CSTL insider Tobin Juvenal: 10,640 PSUs vest, 4,294 shares sold at $19.36
Rhea-AI Filing Summary
Castle Biosciences insider activity: The reporting person, Tobin W. Juvenal (Chief Commercial Officer), reported acquisition and disposition of common stock on 08/08/2025. He acquired 10,640 shares through performance-based stock units (PSUs) at $0 and disposed of 4,294 shares at $19.36. The PSUs are described as representing one share each and constitute the remaining 50% of a grant from December 23, 2022, which vested on August 9, 2024.
After the reported transactions the form shows 84,527 shares directly beneficially owned and 2,230 shares held indirectly by the Tobin W. and Susan M. Juvenal Family Revocable Trust. The report was submitted on behalf of the reporting person by an attorney-in-fact.
Positive
- 10,640 PSUs acquired at $0, reflecting the conversion of performance-based awards into common shares
- PSUs explicitly described as one-for-one rights to common stock and tied to a December 23, 2022 grant that vested on August 9, 2024
- Indirect trust holdings disclosed (2,230 shares), improving transparency about attributable ownership
Negative
- 4,294 shares sold at $19.36, reducing direct shareholdings
- Beneficial ownership decreased to 84,527 shares directly after the reported disposal
Insights
TL;DR: Officer received 10,640 PSUs and sold 4,294 shares at $19.36, leaving 84,527 shares directly owned; routine compensation and sale.

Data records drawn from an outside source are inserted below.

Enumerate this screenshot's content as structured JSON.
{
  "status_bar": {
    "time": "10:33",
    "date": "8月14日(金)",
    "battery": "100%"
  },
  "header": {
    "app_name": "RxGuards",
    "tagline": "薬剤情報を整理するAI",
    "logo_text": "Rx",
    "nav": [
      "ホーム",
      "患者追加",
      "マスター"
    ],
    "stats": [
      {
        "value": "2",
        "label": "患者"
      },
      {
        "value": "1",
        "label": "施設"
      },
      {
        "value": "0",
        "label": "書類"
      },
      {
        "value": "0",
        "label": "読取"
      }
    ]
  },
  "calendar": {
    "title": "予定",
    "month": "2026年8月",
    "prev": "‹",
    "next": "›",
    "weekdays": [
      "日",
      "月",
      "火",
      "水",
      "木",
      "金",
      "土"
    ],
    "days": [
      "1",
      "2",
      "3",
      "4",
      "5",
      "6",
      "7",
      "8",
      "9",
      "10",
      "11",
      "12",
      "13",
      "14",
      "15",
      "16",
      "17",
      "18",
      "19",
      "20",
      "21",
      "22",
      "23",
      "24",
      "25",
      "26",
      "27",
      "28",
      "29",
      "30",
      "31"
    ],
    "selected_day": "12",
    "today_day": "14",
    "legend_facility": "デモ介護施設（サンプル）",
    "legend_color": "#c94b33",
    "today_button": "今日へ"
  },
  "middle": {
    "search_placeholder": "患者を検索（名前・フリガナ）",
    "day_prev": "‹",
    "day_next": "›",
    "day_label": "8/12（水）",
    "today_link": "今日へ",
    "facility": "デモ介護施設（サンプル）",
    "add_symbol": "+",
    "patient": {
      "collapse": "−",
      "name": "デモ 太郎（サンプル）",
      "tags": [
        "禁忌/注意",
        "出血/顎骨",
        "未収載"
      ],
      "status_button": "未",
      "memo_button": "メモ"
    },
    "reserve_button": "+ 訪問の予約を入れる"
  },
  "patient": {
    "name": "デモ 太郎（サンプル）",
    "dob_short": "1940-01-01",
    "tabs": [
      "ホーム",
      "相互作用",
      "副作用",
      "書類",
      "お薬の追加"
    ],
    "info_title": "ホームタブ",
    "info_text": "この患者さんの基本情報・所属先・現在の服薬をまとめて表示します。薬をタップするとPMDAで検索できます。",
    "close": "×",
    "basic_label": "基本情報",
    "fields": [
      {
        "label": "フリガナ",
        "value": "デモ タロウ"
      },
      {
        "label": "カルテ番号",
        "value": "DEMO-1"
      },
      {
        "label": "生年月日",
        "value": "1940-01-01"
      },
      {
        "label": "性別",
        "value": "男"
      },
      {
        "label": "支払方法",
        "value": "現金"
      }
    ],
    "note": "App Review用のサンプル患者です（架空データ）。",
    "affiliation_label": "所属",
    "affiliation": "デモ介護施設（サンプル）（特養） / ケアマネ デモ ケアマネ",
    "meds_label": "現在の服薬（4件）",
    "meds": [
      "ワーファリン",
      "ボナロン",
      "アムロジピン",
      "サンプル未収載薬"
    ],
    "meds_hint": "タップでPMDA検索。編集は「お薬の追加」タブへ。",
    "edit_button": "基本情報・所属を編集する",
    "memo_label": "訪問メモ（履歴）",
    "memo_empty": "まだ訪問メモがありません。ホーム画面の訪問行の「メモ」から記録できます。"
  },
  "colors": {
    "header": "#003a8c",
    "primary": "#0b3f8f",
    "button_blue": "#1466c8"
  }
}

The filing shows compensation-related equity (10,640 PSUs) converting to common shares at no cash outlay and a contemporaneous cash sale of 4,294 shares at $19.36. This combination—vesting-driven acquisition plus a partial disposition—is consistent with typical executive liquidity following award vesting. The net direct holding reported is 84,527 shares, with an additional 2,230 shares held indirectly via a family trust. Impact on shareholders is informational; the filing does not state transaction rationale or signal material change to corporate strategy.
TL;DR: Disclosure documents vesting and sale activity; PSUs described explicitly and trust holdings disclosed, meeting Section 16 reporting expectations.
The Form 4 documents time-based PSU conversion and an open-market disposition consistent with standard insider reporting. The form identifies the reporting persons officer role and discloses the family revocable trust as an indirect holder, clarifying potential attribution. From a governance perspective the filing provides the required transparency on executive compensation realization and related share moves; it does not allege issues of compliance or control deficiencies within the submitted information.
Insider Trade Summary
| Type | Security | Shares | Price | Value |
|---|---|---|---|---|
| Exercise | Performance-Based Stock Unit | 10,640 | $0.00 | -- |
| Exercise | Common Stock | 10,640 | $0.00 | -- |
| Tax Withholding | Common Stock | 4,294 | $19.36 | $83K |
| holding | Common Stock | -- | -- | -- |
Footnotes (1)
- Held by Tobin W and Susan M Juvenal Family Revocable Trust of which the Reporting Person and his spouse are the trustees and the Reporting Person, his spouse and their children are the beneficiaries. Each Performance-Based Stock Unit ("PSU") represents the right to receive one share of the Issuer's Common Stock. These PSUs represent the remaining 50% of the PSUs granted on December 23, 2022, which were all subject to time-based vesting and vested in full on the one-year anniversary of August 9, 2024.